Brucellosis is the most frequent worldwide zoonotic disease. The disease is acquired through the ingestion of unpasteurized dairy products it may affect any organ or system in the body. Neurobrucellosis is a rare form of systemic brucellosis that may manifest as encephalitis, meningoencephalitis, radiculitis, myelitis, stroke, and intracranial hemorrhage. We report a case diagnosed as neurobrucellosis who presented with unilateral diplopia along with right-sided body numbness. The diagnosis was confirmed by Cerebrospinal Fluid (CSF) culture and blood serology.

Keywords

Neurobrucellosis; Brucella; Diplopia

Abbrevations

CSF: Cerebro-Spinal Fluids; Kg: Kilograms; MRI: Magnetic Resonance Imaging; MRV: Magnetic Resonance Venography; Mg: Milligram; TB: Tuberculosis; CT: Computed Tomography; IV: Intravenous

Introduction

Brucellosis, also called Malta fever, is a zoonotic infection caused by the bacterial genus Brucella. Its incidence across the world varies from less than 0.03 to 160 per 100,000, most commonly seen in the Mediterranean countries [1]. The disease is transmitted through ingestion of unpasteurized milk, contact with infected animals or their discharges, or rarely via sex or placenta to babies.

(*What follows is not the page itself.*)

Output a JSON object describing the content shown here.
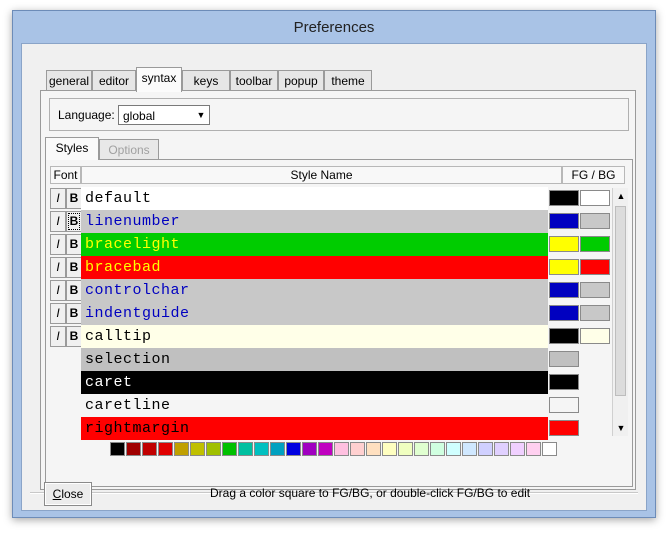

The disease can be caused by four species: Brucella melitensis (from sheep, goats, and camels), Brucella suis (from pigs), Brucella abortus (from cattle), and Brucella canis (from dogs).

Neurologic involvement occurs in approximately 10% of cases and is a serious complication of brucellosis [2]. The patient may complain of headaches, fever, sweating, weight loss, and back pain. In addition, meningeal irritation, confusion, hepatomegaly, hypoesthesia, and splenomegaly are reported. Cranial nerve involvement, mostly affecting the sixth and eighth cranial nerves moreover, polyneuropathy and radiculopathy, depression, paraplegia, stroke, and abscess formation are reported. Walking difficulty and hearing loss are the predominant sequelae, followed by urinary incontinence, visual disturbances, and amnesia.

Case Presentation

A 32-year-old female from East Jerusalem, Palestine, was admitted due to diplopia for 20 days. The patient was in her usual state of health until May 2019, when she started to complain of numbness in the right side of her face, tongue, and upper limb. The numbness was episodic, occurring 2-4 times a week, once daily, and lasting for a few hours before resolving spontaneously. It was associated with a feverish sensation "not documented", lightheadedness that lasts for a few minutes, and vomiting. She also complained of a dull, aching headache in the frontal region. Those symptoms persisted and increased in frequency and severity over the following months, along with a weight loss of 22 kilograms (kg) within 4 months.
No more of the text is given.